Sierra Leone’s Parliament has officially passed the Supplementary Appropriation Act 2025, authorizing a revised budget of Le 14.46 billion for the remainder of the fiscal year.
This crucial move, aimed at "Fiscal Consolidation and Budget Credibility to Sustain Macroeconomic Stability," follows extensive deliberations and a reassessment of economic conditions.
Initially, the 2025 Appropriation Act stood at Le 27.7 billion. However, due to significant shifts in both domestic and global economies, an adjustment of Le 871.8 million was made. Finance Minister Sheku Ahmed Fantamadi Bangura emphasized that the original revenue and expenditure projections were no longer sustainable, necessitating this revision.
He highlighted improved macroeconomic indicators, including a lower-than-expected inflation rate and a stronger exchange rate, with treasury bill rates declining to more sustainable levels.
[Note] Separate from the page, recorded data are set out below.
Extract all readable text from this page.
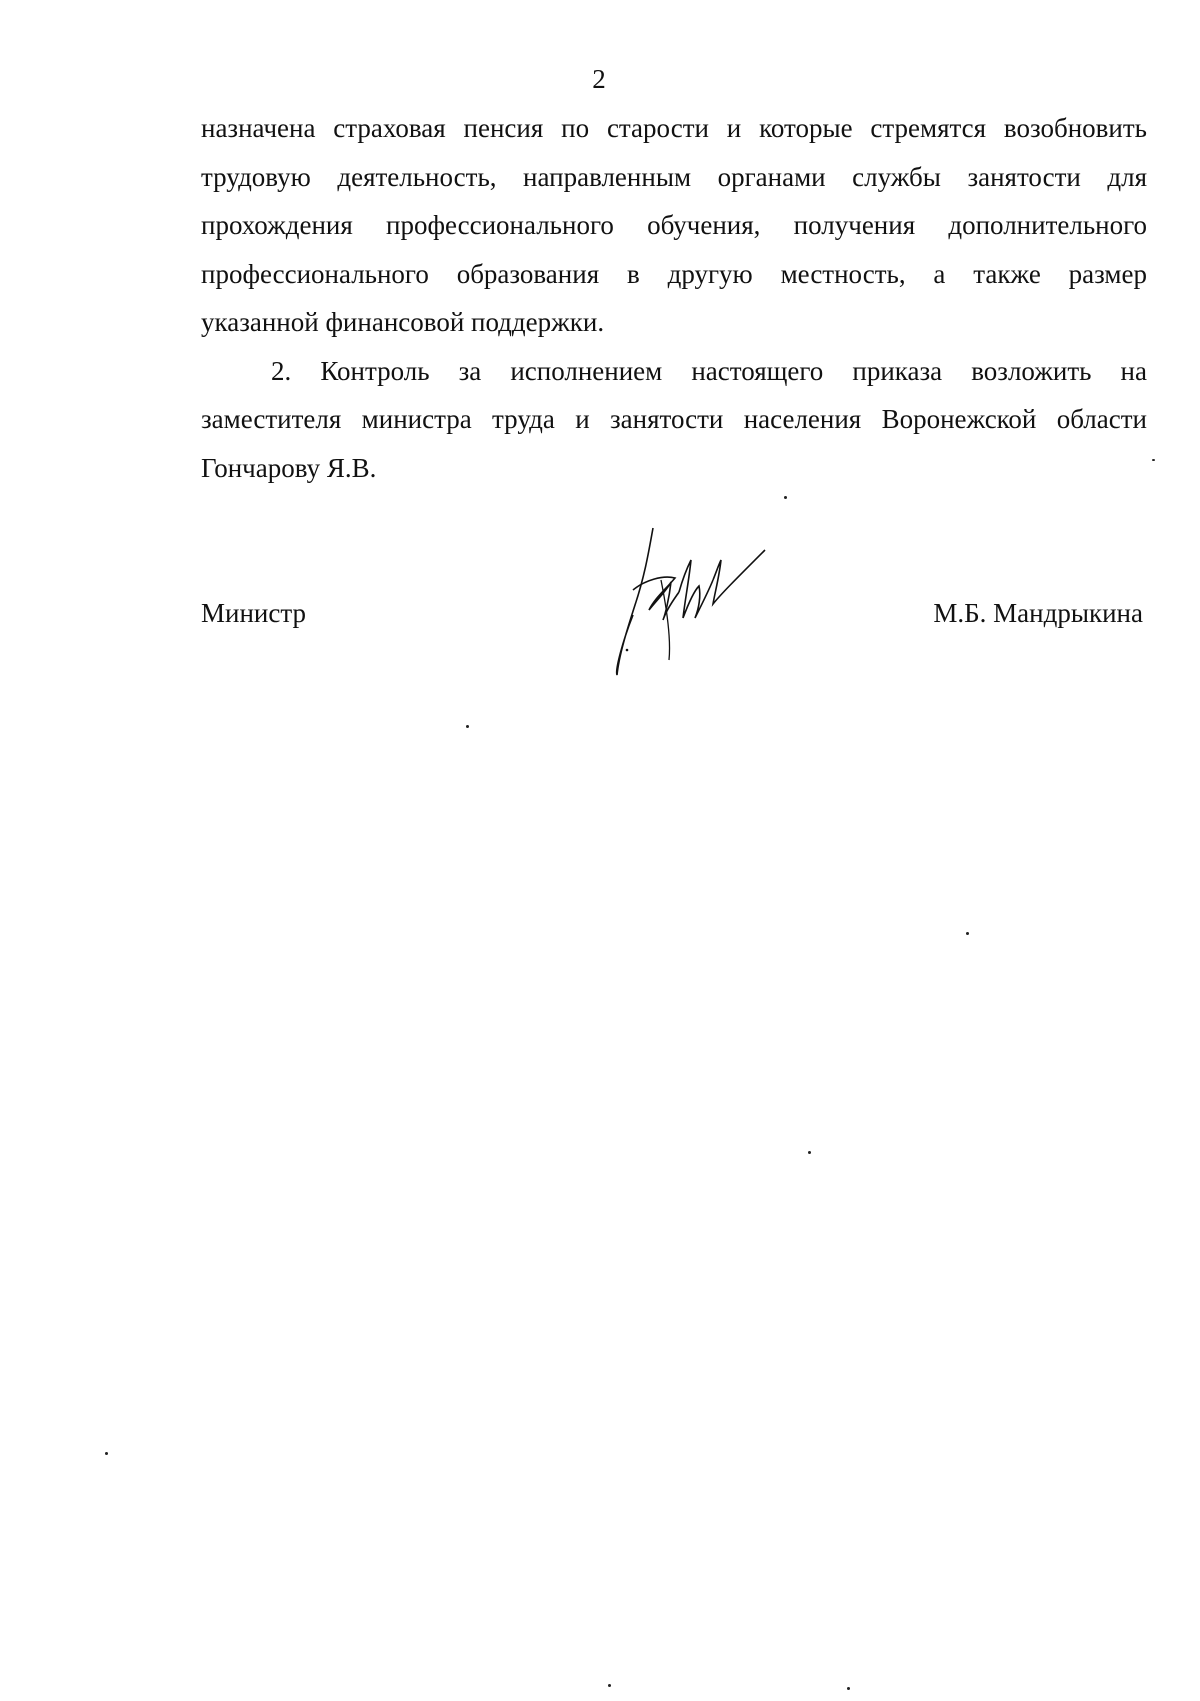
2

назначена страховая пенсия по старости и которые стремятся возобновить
трудовую деятельность, направленным органами службы занятости для
прохождения профессионального обучения, получения дополнительного
профессионального образования в другую местность, а также размер
указанной финансовой поддержки.

2. Контроль за исполнением настоящего приказа возложить на
заместителя министра труда и занятости населения Воронежской области
Гончарову Я.В.

Министр	М.Б. Мандрыкина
The revised budget aims to reduce the deficit to 3.8% of GDP, down from 3.9%, thereby reducing borrowing needs and complementing efforts to curb inflation and stabilize the Leone.
Minister Bangura noted a significant drop in inflation from 54.5% in October 2023 to 7.1% by June 2025, calling it a milestone.
He reassured lawmakers of the government’s commitment to creating fiscal space for priority sectors to sustain economic growth and improve service delivery.
While the government lauded the budget as a step towards stability, opposition voices were critical.
Hon. Aaron Aruna Koroma branded it an “Austerity Budget,” citing concerns about cuts to agriculture and youth employment.
Opposition Leader Hon. Abdul Kargbo echoed this sentiment, arguing the budget's theme was ironic given "uneven distribution of resources."
In defense of the government, Leader of Government Business Hon. Mathew Sahr Nyuma pointed to falling inflation and increased economic stability, stating, “Sierra Leone stands tall in the ECOWAS region when it comes to sound macroeconomic policies.”